Een ander probleem is de doorbetaling bij ziekte. Deze duurt op dit moment 2 jaar. Als de werkgever na die 2 jaar het dienstverband wil beëindigen, dan moet de werkgever ook nog een transitievergoeding betalen. De lasten van een zieke werknemer zijn (weer) met name voor het mkb veel te hoog. Een langdurig zieke kassière kan een werkgever 90.000 euro kosten.

Een doelstelling van de wet was om meer vaste banen te creëren. Dit lijkt niet te zijn gelukt. Door de strikte ontslaggronden is vast vaster geworden. Door het vastere vaste contract gaat een werkgever minder snel over tot een vaste aanstelling van zijn werknemer. Ook de ketenbepaling met de transitievergoeding is een doorn in het oog voor mensen die na 2 jaar hopen op een vaste aanstelling. Omdat na 2 jaar de werkgever een transitievergoeding verschuldigd is, biedt hij de werknemer nog maar contracten aan met een maximum van 23 maanden. Drie contracten van 1x 7 maanden en 2x 8 maanden is nu de norm.
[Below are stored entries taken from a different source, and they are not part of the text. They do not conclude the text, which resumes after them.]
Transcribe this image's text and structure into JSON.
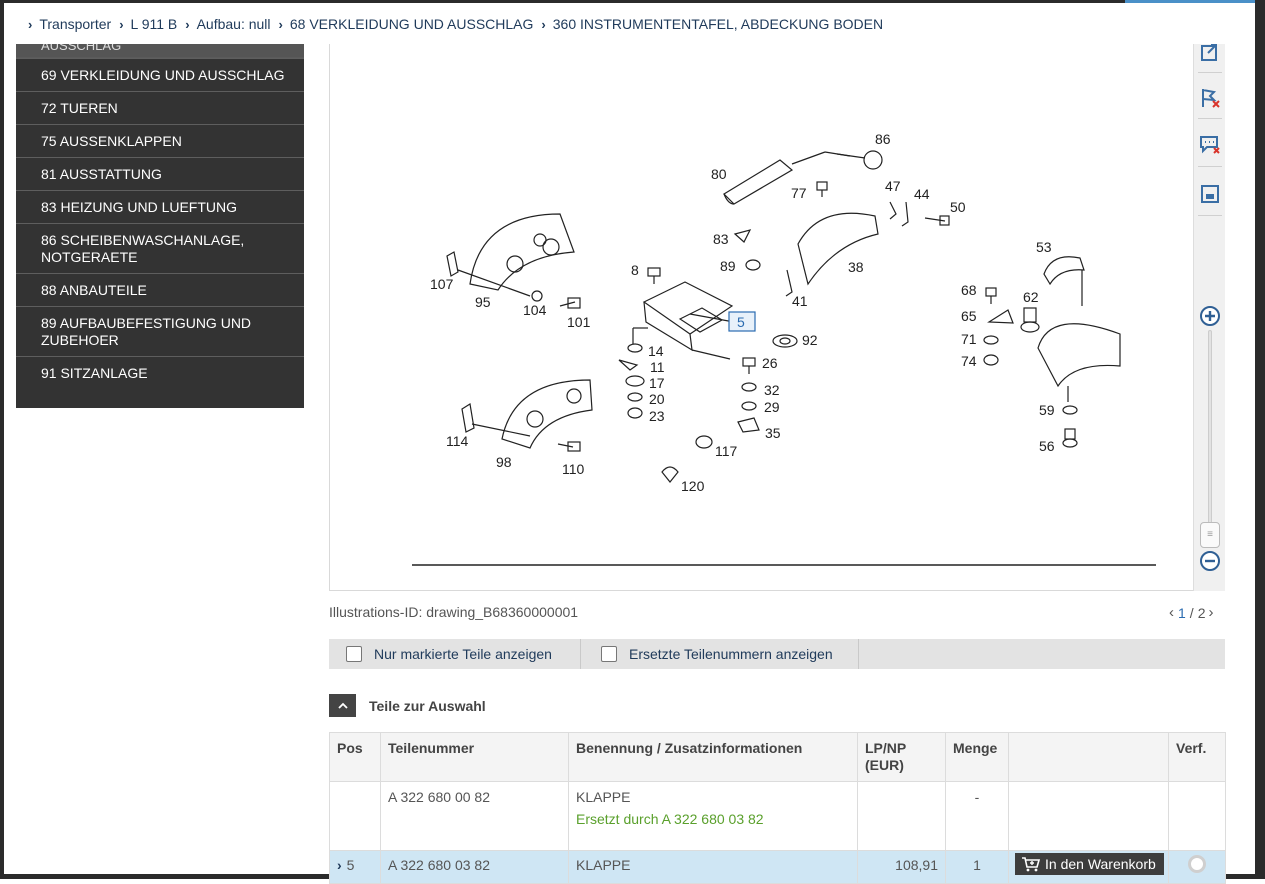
{
  "breadcrumb": [
    {
      "label": "Transporter"
    },
    {
      "label": "L 911 B"
    },
    {
      "label": "Aufbau: null"
    },
    {
      "label": "68 VERKLEIDUNG UND AUSSCHLAG"
    },
    {
      "label": "360 INSTRUMENTENTAFEL, ABDECKUNG BODEN"
    }
  ],
  "sidebar": {
    "clipped_item": "AUSSCHLAG",
    "items": [
      {
        "label": "69 VERKLEIDUNG UND AUSSCHLAG"
      },
      {
        "label": "72 TUEREN"
      },
      {
        "label": "75 AUSSENKLAPPEN"
      },
      {
        "label": "81 AUSSTATTUNG"
      },
      {
        "label": "83 HEIZUNG UND LUEFTUNG"
      },
      {
        "label": "86 SCHEIBENWASCHANLAGE, NOTGERAETE"
      },
      {
        "label": "88 ANBAUTEILE"
      },
      {
        "label": "89 AUFBAUBEFESTIGUNG UND ZUBEHOER"
      },
      {
        "label": "91 SITZANLAGE"
      }
    ]
  },
  "drawing": {
    "selected_callout": "5",
    "callouts": [
      "86",
      "80",
      "77",
      "47",
      "44",
      "50",
      "83",
      "89",
      "38",
      "8",
      "41",
      "53",
      "68",
      "62",
      "65",
      "107",
      "95",
      "104",
      "101",
      "92",
      "71",
      "74",
      "14",
      "11",
      "26",
      "32",
      "17",
      "20",
      "29",
      "23",
      "35",
      "59",
      "114",
      "98",
      "110",
      "117",
      "56",
      "120"
    ]
  },
  "toolbar": {
    "icons": [
      "open-external-icon",
      "flag-remove-icon",
      "comment-remove-icon",
      "window-icon",
      "zoom-in-icon",
      "zoom-out-icon"
    ]
  },
  "illustration": {
    "id_text": "Illustrations-ID: drawing_B68360000001",
    "page_current": "1",
    "page_separator": "/",
    "page_total": "2"
  },
  "filters": [
    {
      "label": "Nur markierte Teile anzeigen"
    },
    {
      "label": "Ersetzte Teilenummern anzeigen"
    }
  ],
  "section": {
    "title": "Teile zur Auswahl"
  },
  "table": {
    "headers": {
      "pos": "Pos",
      "partnumber": "Teilenummer",
      "name": "Benennung / Zusatzinformationen",
      "price": "LP/NP (EUR)",
      "qty": "Menge",
      "action": "",
      "verf": "Verf."
    },
    "rows": [
      {
        "pos": "",
        "partnumber": "A 322 680 00 82",
        "name": "KLAPPE",
        "info": "Ersetzt durch A 322 680 03 82",
        "price": "",
        "qty": "-"
      },
      {
        "pos": "5",
        "partnumber": "A 322 680 03 82",
        "name": "KLAPPE",
        "info": "",
        "price": "108,91",
        "qty": "1",
        "cart_label": "In den Warenkorb"
      }
    ]
  },
  "colors": {
    "sidebar_bg": "#333333",
    "link": "#1f3a5a",
    "replaced": "#5aa02c",
    "selected_row": "#cfe6f4",
    "callout_highlight": "#2a6bb0"
  }
}
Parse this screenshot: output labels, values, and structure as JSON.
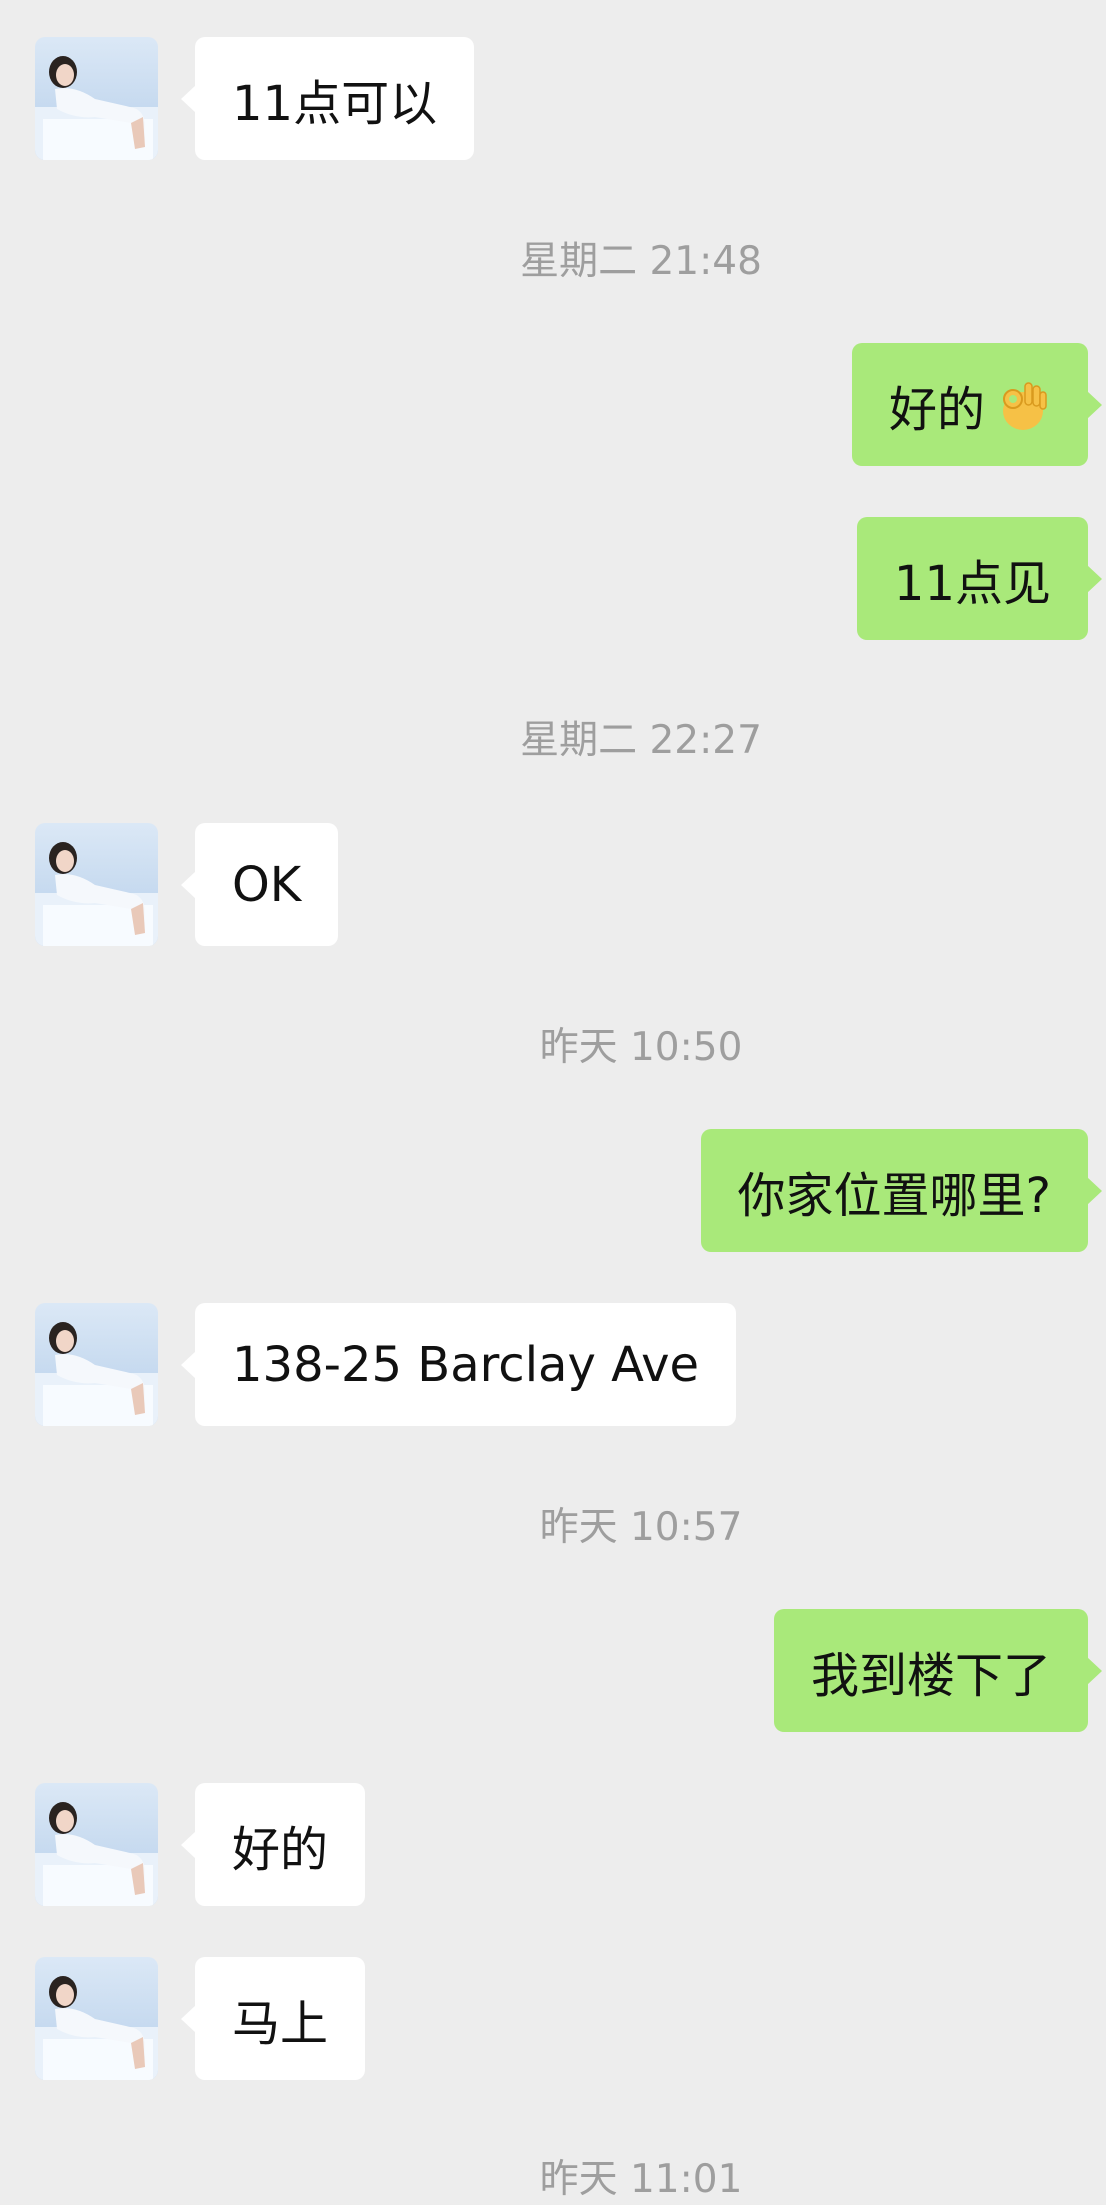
{
  "contact": {
    "avatar_icon": "woman-profile-photo"
  },
  "messages": [
    {
      "type": "in",
      "text": "11点可以"
    },
    {
      "type": "time",
      "text": "星期二 21:48"
    },
    {
      "type": "out",
      "text": "好的",
      "emoji": "ok-hand-emoji"
    },
    {
      "type": "out",
      "text": "11点见"
    },
    {
      "type": "time",
      "text": "星期二 22:27"
    },
    {
      "type": "in",
      "text": "OK"
    },
    {
      "type": "time",
      "text": "昨天 10:50"
    },
    {
      "type": "out",
      "text": "你家位置哪里?"
    },
    {
      "type": "in",
      "text": "138-25 Barclay Ave"
    },
    {
      "type": "time",
      "text": "昨天 10:57"
    },
    {
      "type": "out",
      "text": "我到楼下了"
    },
    {
      "type": "in",
      "text": "好的"
    },
    {
      "type": "in",
      "text": "马上"
    },
    {
      "type": "time",
      "text": "昨天 11:01"
    }
  ],
  "colors": {
    "background": "#ededed",
    "incoming_bubble": "#ffffff",
    "outgoing_bubble": "#a9e97a",
    "timestamp_text": "#9e9e9e"
  }
}
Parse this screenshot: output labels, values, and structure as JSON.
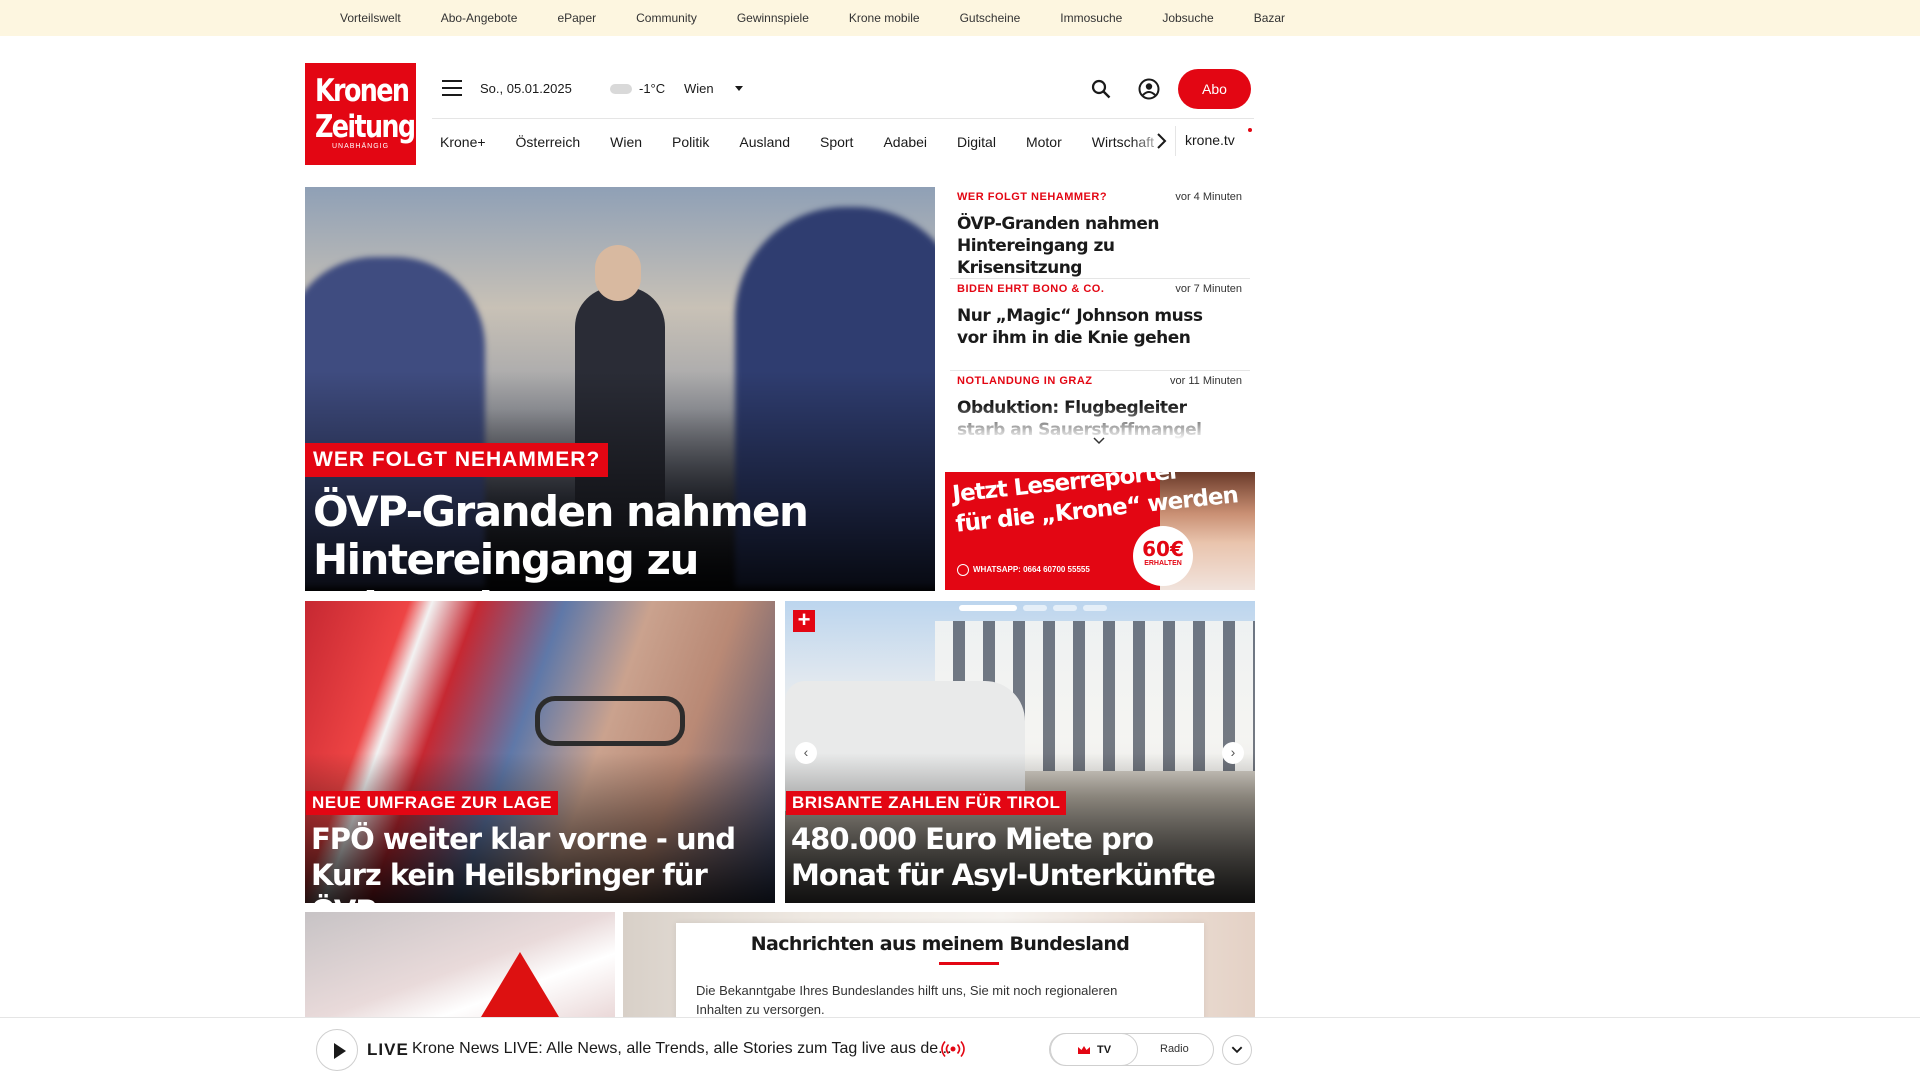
{
  "topbar": {
    "links": [
      "Vorteilswelt",
      "Abo-Angebote",
      "ePaper",
      "Community",
      "Gewinnspiele",
      "Krone mobile",
      "Gutscheine",
      "Immosuche",
      "Jobsuche",
      "Bazar"
    ]
  },
  "header": {
    "logo_line1": "Kronen",
    "logo_line2": "Zeitung",
    "logo_line3": "UNABHÄNGIG",
    "date": "So., 05.01.2025",
    "weather_icon": "cloud-icon",
    "temperature": "-1°C",
    "city": "Wien",
    "abo_label": "Abo"
  },
  "nav": {
    "items": [
      "Krone+",
      "Österreich",
      "Wien",
      "Politik",
      "Ausland",
      "Sport",
      "Adabei",
      "Digital",
      "Motor",
      "Wirtschaft"
    ],
    "tv_label": "krone.tv"
  },
  "hero": {
    "kicker": "WER FOLGT NEHAMMER?",
    "title": "ÖVP-Granden nahmen Hintereingang zu Krisensitzung"
  },
  "ticker": [
    {
      "kicker": "WER FOLGT NEHAMMER?",
      "time": "vor 4 Minuten",
      "title": "ÖVP-Granden nahmen Hintereingang zu Krisensitzung"
    },
    {
      "kicker": "BIDEN EHRT BONO & CO.",
      "time": "vor 7 Minuten",
      "title": "Nur „Magic“ Johnson muss vor ihm in die Knie gehen"
    },
    {
      "kicker": "NOTLANDUNG IN GRAZ",
      "time": "vor 11 Minuten",
      "title": "Obduktion: Flugbegleiter starb an Sauerstoffmangel"
    }
  ],
  "ad": {
    "line1": "Jetzt Leserreporter",
    "line2": "für die „Krone“ werden",
    "whatsapp": "WHATSAPP: 0664 60700 55555",
    "badge_amount": "60€",
    "badge_label": "ERHALTEN"
  },
  "cards": [
    {
      "kicker": "NEUE UMFRAGE ZUR LAGE",
      "title": "FPÖ weiter klar vorne - und Kurz kein Heilsbringer für ÖVP"
    },
    {
      "kicker": "BRISANTE ZAHLEN FÜR TIROL",
      "title": "480.000 Euro Miete pro Monat für Asyl-Unterkünfte",
      "plus": "+"
    }
  ],
  "bundesland": {
    "heading": "Nachrichten aus meinem Bundesland",
    "text": "Die Bekanntgabe Ihres Bundeslandes hilft uns, Sie mit noch regionaleren Inhalten zu versorgen."
  },
  "livebar": {
    "label": "LIVE",
    "text": "Krone News LIVE: Alle News, alle Trends, alle Stories zum Tag live aus de...",
    "tv": "TV",
    "radio": "Radio"
  },
  "colors": {
    "brand_red": "#e30613",
    "topbar_bg": "#fdf6e0"
  }
}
De arbeidsrecht juristen missen een restgrond in artikel 7:669 BW om de arbeidsovereenkomst te ontbinden. Ik ben het daar mee eens. Nu kan alleen worden ontbonden als aan één van de strikte normen is voldaan. Als dat niet het geval is, maar de werkgever en werknemer kunnen wegens omstandigheden duidelijk niet met elkaar verder, dan blijft het dienstverband toch voortbestaan sinds de nieuwe wet. Door de limitatieve en strikte ontslaggronden is maatwerk praktisch onmogelijk gemaakt. Een restgrond kan het leveren van maatwerk weer mogelijk maken.

Al deze gevolgen kunnen niet de bedoeling zijn geweest van minister Asscher bij het maken van de wet. Sterker nog, de doelen van de wet zijn ongeveer het tegenovergestelde van de uitwerking in de praktijk. Evalueren van de wet lijkt mij niet eens nodig; de mensen uit de praktijk hebben volgens mij al duidelijk aangegeven waar de wet in tekortschiet en de VAAN heeft zelfs concreet een aanpassing voorgesteld om de gestelde doelen alsnog te behalen. Snel politiek combineren met de kennis van de mensen uit de praktijk en de wet aanpassen!